Hoje, a DATAPREV está em meio a uma guerra administrativa e judicial que vem deteriorando o clima organizacional da empresa e que, certamente, prejudica a produtividade e pode afetar as entregas e a qualidade do serviço prestado ao cidadão brasileiro. Além disso, a imprensa iniciou ataques à empresa referindo-se as estatais como deficitárias e, diante disso, os grandes investimentos necessários para o retorno ao presencial/híbrido podem afetar negativamente os resultados da empresa, o que daria ainda mais combustível para os ataques da imprensa.
Conclusão
Diante do exposto, os trabalhadores da DATAPREV reafirmam o seu compromisso com o interesse público, com as metas do atual governo e, mais especificamente, do Ministério da Gestão e Inovação, ao qual a empresa está vinculada. Não há interesse por parte dos empregados em criar dificuldades ou embaraços ao atual governo, tampouco negação ao trabalho. Estamos dispostos a servir o País da melhor forma possível, como sempre fizemos ao longo dos 49 anos de história da DATAPREV. Porém, não podemos compactuar com a forma arbitrária e mal planejada com que as ações estão sendo tomadas.
Elegemos um governo democrático e trabalhista, e confiamos em suas propostas. Desejamos ajudar na reconstrução do Estado brasileiro. Não queremos perder a confiança no atual governo por conta da atuação de uma gestão que está em desconformidade com os princípios e diretrizes do próprio governo Lula e do Partido dos Trabalhadores, cuja orientação sempre foi a defesa da dignidade da classe trabalhadora.

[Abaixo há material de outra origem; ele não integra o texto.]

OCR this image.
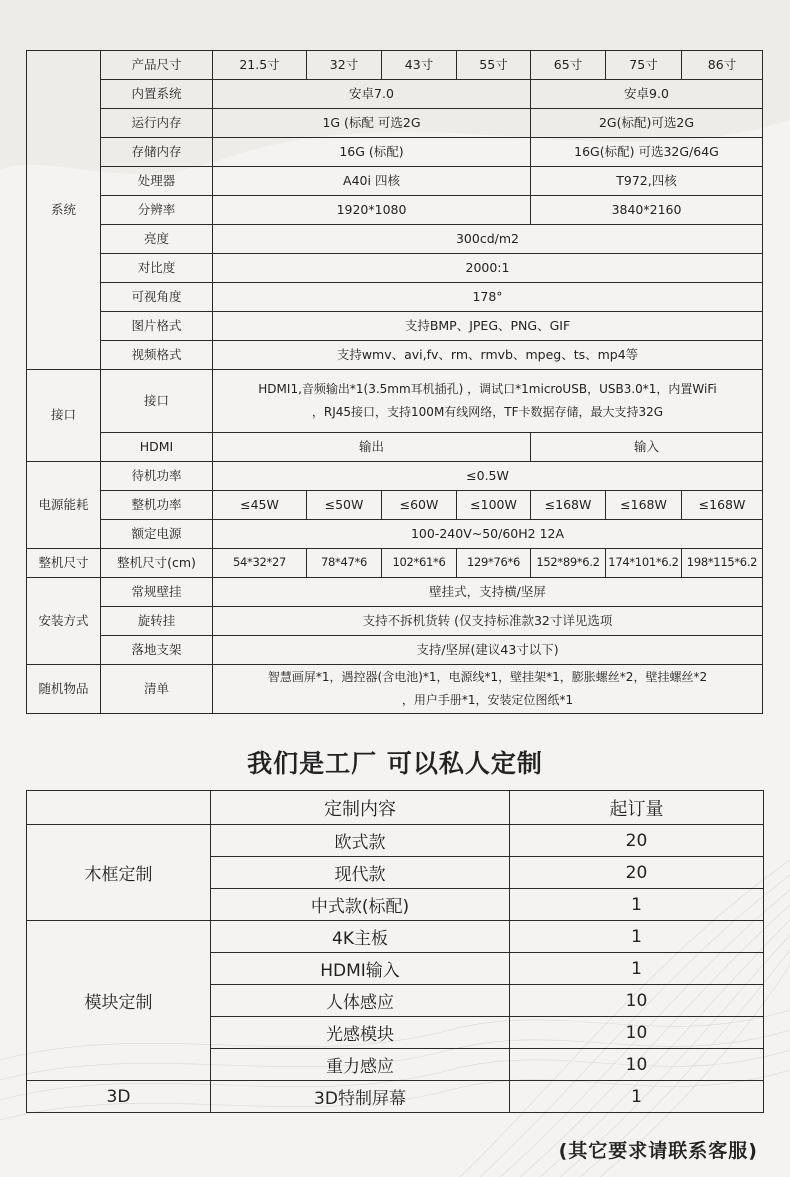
系统	产品尺寸	21.5寸	32寸	43寸	55寸	65寸	75寸	86寸
	内置系统	安卓7.0				安卓9.0		
	运行内存	1G (标配 可选2G				2G(标配)可选2G		
	存储内存	16G (标配)				16G(标配) 可选32G/64G		
	处理器	A40i 四核				T972,四核		
	分辨率	1920*1080				3840*2160		
	亮度	300cd/m2						
	对比度	2000:1						
	可视角度	178°						
	图片格式	支持BMP、JPEG、PNG、GIF						
	视频格式	支持wmv、avi,fv、rm、rmvb、mpeg、ts、mp4等						
接口	接口	HDMI1,音频输出*1(3.5mm耳机插孔) ，调试口*1microUSB，USB3.0*1，内置WiFi
，RJ45接口，支持100M有线网络，TF卡数据存储，最大支持32G						

	HDMI	输出				输入		
电源能耗	待机功率	≤0.5W						
	整机功率	≤45W	≤50W	≤60W	≤100W	≤168W	≤168W	≤168W
	额定电源	100-240V~50/60H2 12A						
整机尺寸	整机尺寸(cm)	54*32*27	78*47*6	102*61*6	129*76*6	152*89*6.2	174*101*6.2	198*115*6.2
安装方式	常规壁挂	壁挂式，支持横/坚屏						
	旋转挂	支持不拆机货转 (仅支持标准款32寸详见选项						
	落地支架	支持/坚屏(建议43寸以下)						
随机物品	清单	智慧画屏*1，遇控器(含电池)*1，电源线*1，壁挂架*1，膨胀螺丝*2，壁挂螺丝*2
，用户手册*1，安装定位图纸*1						
我们是工厂 可以私人定制
	定制内容	起订量
木框定制	欧式款	20
	现代款	20
	中式款(标配)	1
模块定制	4K主板	1
	HDMI输入	1
	人体感应	10
	光感模块	10
	重力感应	10
3D	3D特制屏幕	1
(其它要求请联系客服)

Conhecemos a postura e histórico da Ministra de defesa do funcionalismo e dos serviços públicos. Nós, que passamos por 6 anos de ataques constantes dos últimos governos, não gostaríamos de ser atacados por aqueles que se elegeram prometendo nos defender.
Portanto, diante da natureza do trabalho realizado nas empresas de tecnologia e das evidências que apontam aumento de produtividade, melhoria da qualidade de vida dos trabalhadores, diminuição dos impactos ambientais, redução dos custos da empresa e aferição de lucros recordes constatados no período de teletrabalho (que pode ajudar a bater a meta fiscal do governo), o corpo funcional da DATAPREV pede a intervenção da excelentíssima Ministra Esther Dweck de modo a receber o GT de Teletrabalho em audiência para dialogar sobre a situação hora apresentada e discutir soluções com a categoria que possam pôr fim a esse conflito que pode prejudicar entregas, faturamento da empresa e a prestação de serviço ao cidadão brasileiro. A participação do representante dos empregados no CONSAD e das entidades representantes dos trabalhadores nessa agenda também é bem-vinda (FENADADOS e Sindicatos Locais).